FYI, this post is just my opinion on V12 architecture. No code or solutions.
David, thanks. I appreciate the feed back and suggestions. I agree, as I said to an earlier post of yours, that such re-write rules are possible, and it appears now, the ONLY FIX.
The thing that makes me weep is when one considers how much more coding baggage it takes to produce coherent results in V12, than in V4. What you are proposing is pages of extra code, that obfuscates the simple, vector calculus defining a basic exercise in Newtonian Mechanics, that at a glance, by anyone with calculus/physics in their background, not only explains the "physics problem" in one "cell's worth" of V4 code, but also it's complete solution.
Coding in V4 was like mathematical poetry.
Short, sweet, moving, to the point.....
V12?
Not so much ;-)
My contention now is that V12 seems to enforce this unit based "type-checking" too rigorously or too early.
In fact, your code above perfectly defines the approach I am suggesting be hard-coded into kernel implementation of Solve, Plus, Integrate, etc...
That is, as a basic default behavior of Solve/NSolve/Integrate/Plus, etc... in V12 should be implemented in such a way as to "keep the units" correct!
Solve/NSolve, etc... should, by default I believe, ALWAYS return correct magnitudes and correct units, whether such units explicitly defined (via Quantity), or implicitly defined in a unit-less fashion by the central mathematical relationships in the equations being solved.
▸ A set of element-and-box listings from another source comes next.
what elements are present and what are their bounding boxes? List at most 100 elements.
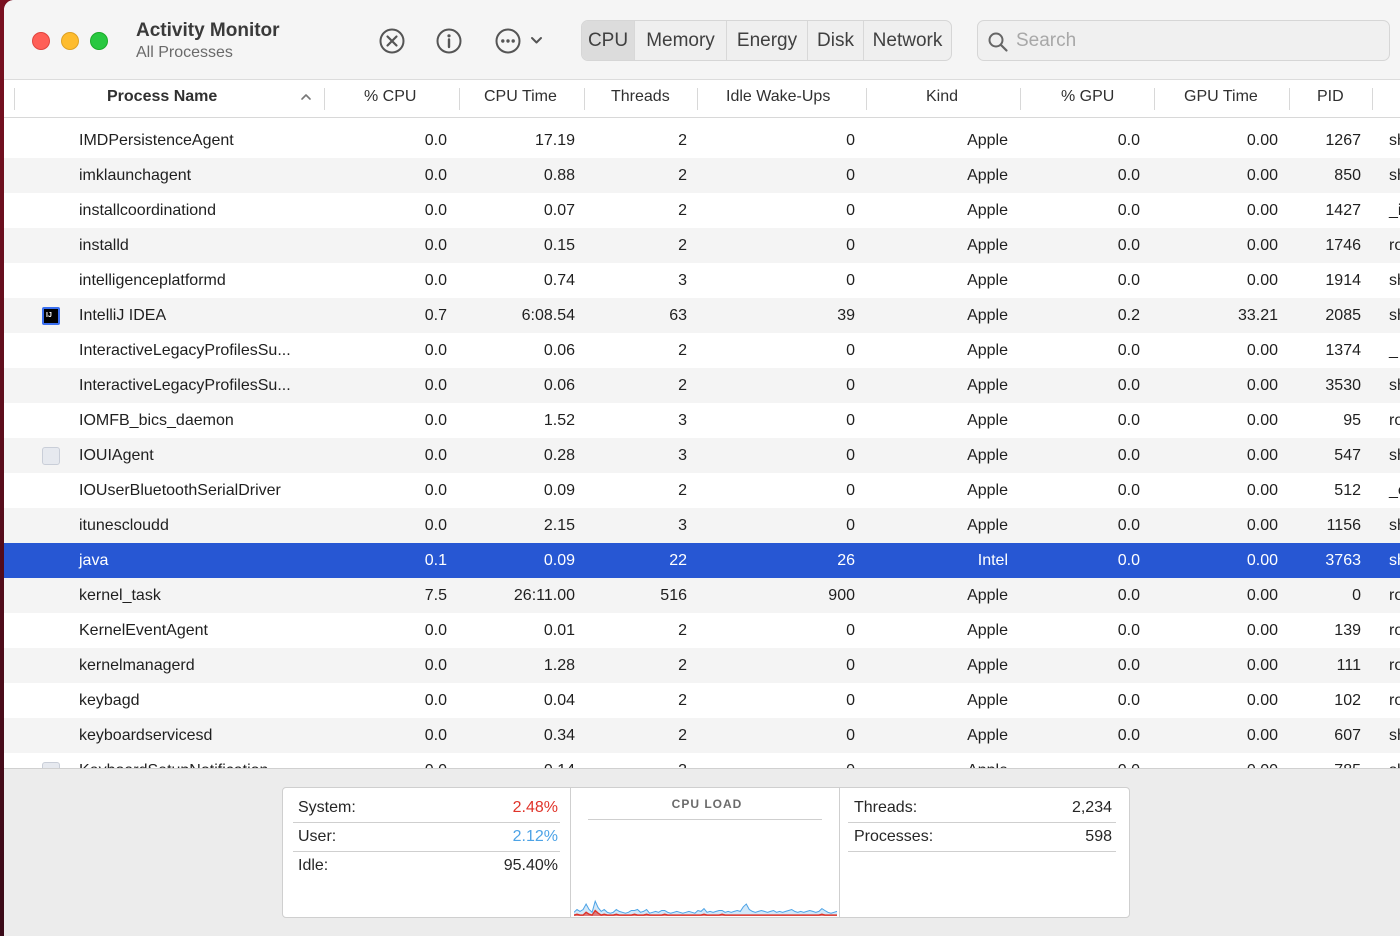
column-separator (1020, 88, 1021, 110)
process-name-cell: keyboardservicesd (79, 727, 213, 744)
process-name-cell: IMDPersistenceAgent (79, 132, 234, 149)
zoom-window-button[interactable] (90, 32, 108, 50)
idle-wake-ups-cell: 0 (846, 167, 855, 184)
search-input[interactable] (1016, 27, 1376, 55)
gpu-time-cell: 0.00 (1246, 552, 1278, 569)
table-row[interactable]: installd 0.0 0.15 2 0 Apple 0.0 0.00 1746 ro (4, 228, 1400, 263)
table-row[interactable]: installcoordinationd 0.0 0.07 2 0 Apple 0.0 0.0… (4, 193, 1400, 228)
table-row[interactable]: itunescloudd 0.0 2.15 3 0 Apple 0.0 0.00 1156 sh (4, 508, 1400, 543)
stop-process-button[interactable] (378, 27, 406, 55)
column-separator (1154, 88, 1155, 110)
pid-cell: 95 (1343, 412, 1361, 429)
column-process-name[interactable]: Process Name (107, 80, 217, 118)
processes-label: Processes: (854, 828, 934, 845)
table-row[interactable]: intelligenceplatformd 0.0 0.74 3 0 Apple 0.0 0.… (4, 263, 1400, 298)
table-row[interactable]: kernelmanagerd 0.0 1.28 2 0 Apple 0.0 0.00 111 ro (4, 648, 1400, 683)
pid-cell: 1267 (1325, 132, 1361, 149)
user-cell: ro (1389, 657, 1400, 674)
column-cpu-time[interactable]: CPU Time (484, 80, 557, 118)
column-separator (324, 88, 325, 110)
system-value: 2.48% (512, 799, 558, 816)
table-row[interactable]: IJ IntelliJ IDEA 0.7 6:08.54 63 39 Apple 0.2 33.… (4, 298, 1400, 333)
tab-energy[interactable]: Energy (727, 21, 808, 60)
cpu-time-cell: 0.15 (543, 237, 575, 254)
table-row[interactable]: IMDPersistenceAgent 0.0 17.19 2 0 Apple 0.0 0.0… (4, 123, 1400, 158)
process-name-cell: kernel_task (79, 587, 161, 604)
gpu-percent-cell: 0.0 (1117, 552, 1140, 569)
gpu-percent-cell: 0.0 (1117, 447, 1140, 464)
gpu-time-cell: 0.00 (1246, 587, 1278, 604)
pid-cell: 607 (1334, 727, 1361, 744)
column-pid[interactable]: PID (1317, 80, 1344, 118)
tab-cpu[interactable]: CPU (582, 21, 635, 60)
inspect-process-button[interactable] (435, 27, 463, 55)
sort-ascending-icon[interactable] (300, 91, 312, 103)
cpu-percent-cell: 0.0 (424, 202, 447, 219)
column-threads[interactable]: Threads (611, 80, 670, 118)
tab-network[interactable]: Network (864, 21, 951, 60)
column-separator (1289, 88, 1290, 110)
table-row[interactable]: IOMFB_bics_daemon 0.0 1.52 3 0 Apple 0.0 0.00 95… (4, 403, 1400, 438)
table-row[interactable]: kernel_task 7.5 26:11.00 516 900 Apple 0.0 0.00… (4, 578, 1400, 613)
process-name-cell: IOMFB_bics_daemon (79, 412, 234, 429)
gpu-time-cell: 0.00 (1246, 622, 1278, 639)
table-row[interactable]: KernelEventAgent 0.0 0.01 2 0 Apple 0.0 0.00 139… (4, 613, 1400, 648)
column-gpu-percent[interactable]: % GPU (1061, 80, 1114, 118)
kind-cell: Apple (967, 622, 1008, 639)
user-cell: sh (1389, 727, 1400, 744)
idle-wake-ups-cell: 900 (828, 587, 855, 604)
threads-label: Threads: (854, 799, 918, 816)
table-row[interactable]: IOUserBluetoothSerialDriver 0.0 0.09 2 0 Appl… (4, 473, 1400, 508)
table-row[interactable]: imklaunchagent 0.0 0.88 2 0 Apple 0.0 0.00 850 sh (4, 158, 1400, 193)
search-field[interactable] (977, 20, 1390, 61)
window-title: Activity Monitor (136, 20, 280, 41)
close-window-button[interactable] (32, 32, 50, 50)
column-idle-wake-ups[interactable]: Idle Wake-Ups (726, 80, 830, 118)
cpu-load-title: CPU LOAD (671, 797, 743, 811)
threads-cell: 2 (678, 377, 687, 394)
table-row[interactable]: keyboardservicesd 0.0 0.34 2 0 Apple 0.0 0.00 60… (4, 718, 1400, 753)
cpu-time-cell: 0.14 (544, 753, 575, 768)
cpu-time-cell: 0.04 (543, 692, 575, 709)
pid-cell: 547 (1334, 447, 1361, 464)
pid-cell: 1746 (1325, 237, 1361, 254)
idle-wake-ups-cell: 26 (837, 552, 855, 569)
user-cell: _c (1389, 482, 1400, 499)
more-actions-button[interactable] (494, 27, 546, 55)
kind-cell: Apple (967, 272, 1008, 289)
column-cpu-percent[interactable]: % CPU (364, 80, 416, 118)
cpu-time-cell: 0.88 (543, 167, 575, 184)
user-cell: _ (1389, 342, 1398, 359)
tab-disk[interactable]: Disk (808, 21, 864, 60)
table-row[interactable]: java 0.1 0.09 22 26 Intel 0.0 0.00 3763 sh (4, 543, 1400, 578)
table-row[interactable]: InteractiveLegacyProfilesSu... 0.0 0.06 2 0 A… (4, 368, 1400, 403)
gpu-percent-cell: 0.0 (1117, 132, 1140, 149)
column-gpu-time[interactable]: GPU Time (1184, 80, 1258, 118)
table-row[interactable]: KeyboardSetupNotification... 0.0 0.14 3 0 App… (4, 753, 1400, 768)
table-row[interactable]: InteractiveLegacyProfilesSu... 0.0 0.06 2 0 A… (4, 333, 1400, 368)
cpu-percent-cell: 0.0 (424, 517, 447, 534)
user-cell: sh (1389, 132, 1400, 149)
column-separator (697, 88, 698, 110)
cpu-time-cell: 0.06 (543, 342, 575, 359)
idle-stat: Idle: 95.40% (298, 855, 558, 884)
process-name-cell: installd (79, 237, 129, 254)
gpu-time-cell: 0.00 (1246, 447, 1278, 464)
gpu-percent-cell: 0.0 (1117, 202, 1140, 219)
kind-cell: Apple (967, 167, 1008, 184)
minimize-window-button[interactable] (61, 32, 79, 50)
gpu-percent-cell: 0.0 (1117, 377, 1140, 394)
column-kind[interactable]: Kind (926, 80, 958, 118)
window-subtitle[interactable]: All Processes (136, 44, 233, 62)
table-row[interactable]: IOUIAgent 0.0 0.28 3 0 Apple 0.0 0.00 547 sh (4, 438, 1400, 473)
idle-wake-ups-cell: 0 (846, 482, 855, 499)
tab-memory[interactable]: Memory (635, 21, 727, 60)
gpu-time-cell: 0.00 (1246, 167, 1278, 184)
pid-cell: 1914 (1325, 272, 1361, 289)
gpu-time-cell: 0.00 (1246, 657, 1278, 674)
table-row[interactable]: keybagd 0.0 0.04 2 0 Apple 0.0 0.00 102 ro (4, 683, 1400, 718)
process-name-cell: java (79, 552, 109, 569)
gpu-percent-cell: 0.0 (1117, 237, 1140, 254)
gpu-time-cell: 0.00 (1246, 517, 1278, 534)
idle-wake-ups-cell: 0 (846, 132, 855, 149)
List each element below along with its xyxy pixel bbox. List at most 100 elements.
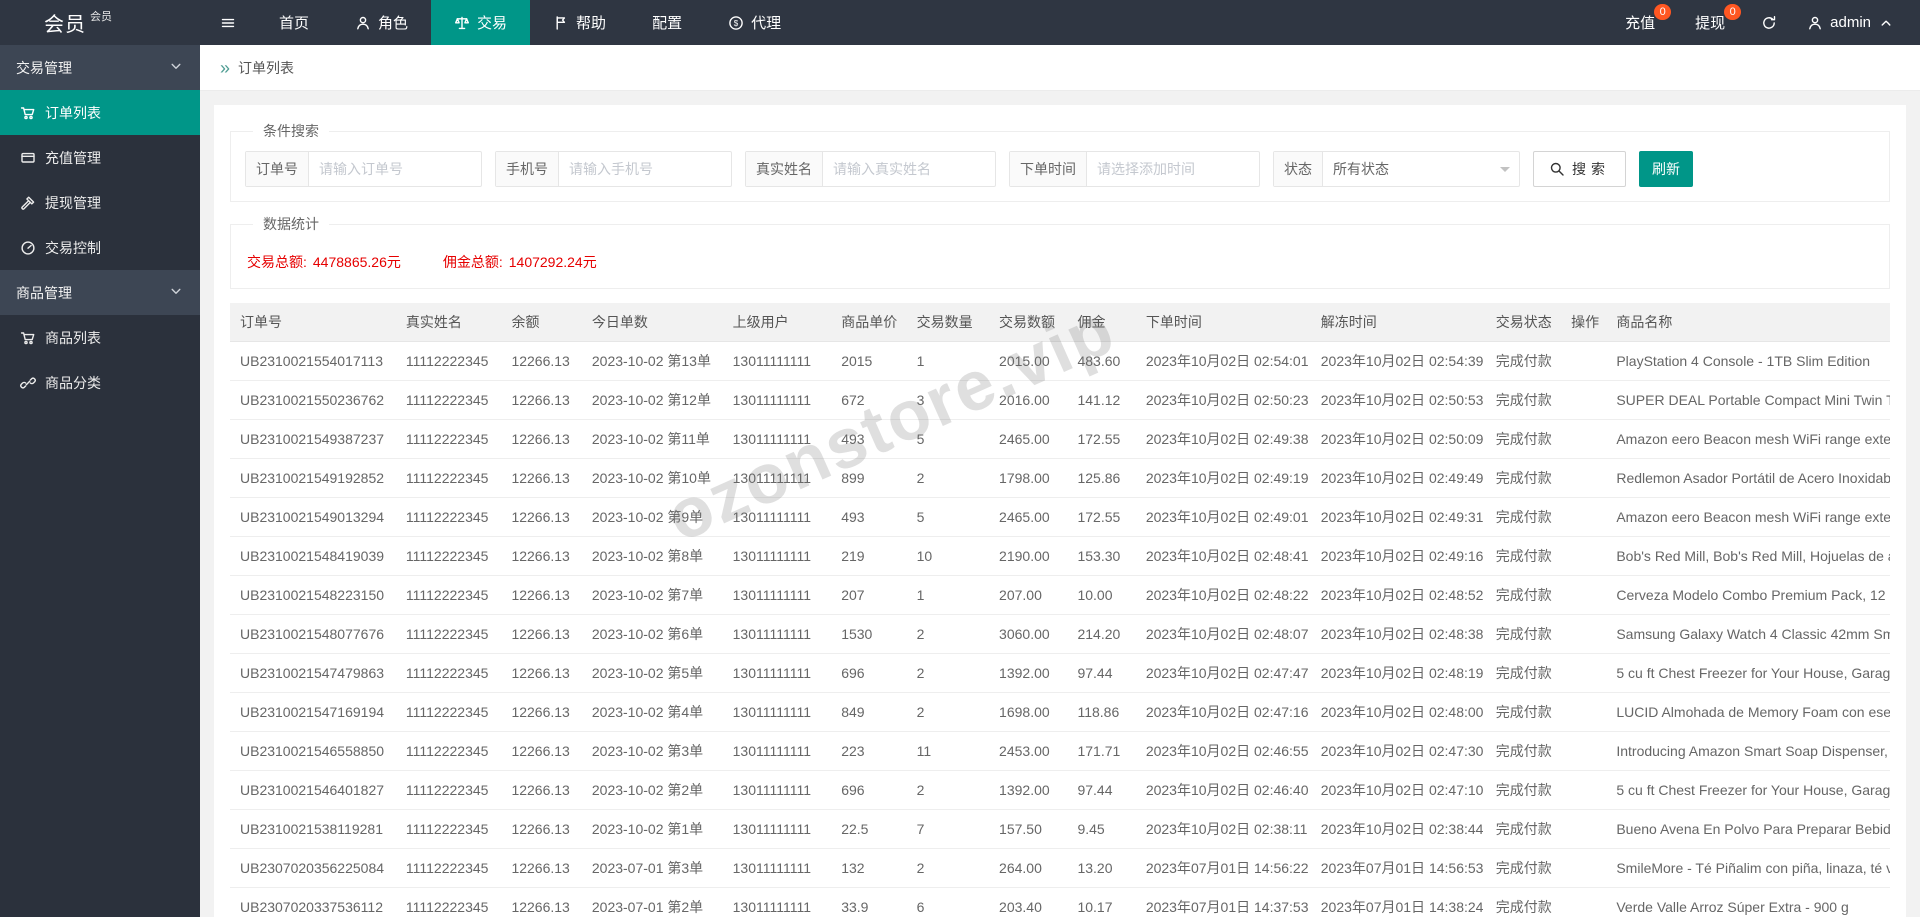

That is my contention (not one widely shared apparently) and I am sticking to it ;-)
Just think of the power this would give to a college student, for example, who is trying to deal with a problem in Newtonian Mechanics, and not a problem about programming language syntax errors.
Just imagine, like the great V4 days, if a student could basically type in, easily, in very few keystrokes, the exact mathematical language shown in his/her textbook on physics or calculus
and evaluate it. The first time I realized this was the V4 default behavior, I fell out of my chair.
I thought such Mathematica behavior was beyond cool!
Like them, I use Mathematica as the world's great "note taking sytem". With it, one can study, explore and take notes so detailed, and perfectly typeset, that the answers just fall off the digital notebook page. To me, Mathematica is a microscope, a telescope, a tool that makes the invisible, visible!
Like them, I am looking for a tool, like V4 surely was, that I can use to explore subjects like Calculus, Physics, Linear Algebra, Logistic Equations, Combinatorics, etc....
But sadly, I have 100s of 1000's of lines of code, that I wrote in V4, exploring the disciplines above, that would never, ever evaluate correctly in V12. For me, that lack of backward compatibility, is a huge personal loss. Years of hard work, now "read only". I selected V4 initially for such adventures in the 1990's because I was confident my efforts, like some old piece of Cobol, would execute everywhere, anywhere and at anytime in the future. Apparently not.
That said, all complaining aside, there is no real competition for the Mathematica and the Wolfram Language.
Mathematica is a superb engineering feat. For my money, no Jupyter fronted whatever, could ever hold a candle to Mathematica. Some of the stuff that has been added post V4 are astounding, like DynamicModules. Wow!
But, my work in V4 was just a retired engineer's "fly fishing adventure", minus the Zika and the Dengue. I enjoy Mathematica the same way I enjoy skimming the tree tops in Cessna 182 on floats, and popping down onto clear Maine lakes or the way I use my '57 ES-175 when transcribing Joe Pass chord-solos... for the sheer, unrivaled buzz of it!
The first time I saw Mathematica was in the late 1980's, at General Dynamics, where I helped program the four parallel, flight control computers of the F16 A/B in Jovial. Mathematica V1
and it was running an original Apple Lisa, if memory serves. I was dazzled then. I still am!
I will always keep a licensed copy of Mathematica on my machine, as I have done for three decades. I am a dye-hard fan!
I just won't be able to "fly it" like I could in V4 apparently.
It is now a different vehicle ;-)
Thanks for everyone's help.
The last example, has no simple syntactical solution that produces both correct magnitudes and correct units for the output of Solve, at least none I have found after weeks of searching. There are some great YOUTUBE vids by Wolfram guys talking about the features of Quantity, but the bulk of those are about simple unit conversions and large currated libraries of mathematical constants, etc...
I have yet to find a single YOUTUBE or webpage, anywhere, where this sort of basic physics problem, is handled in the most compact vector calculus, and where Solve/NSolve return all explicit and implicit defined units for all variables.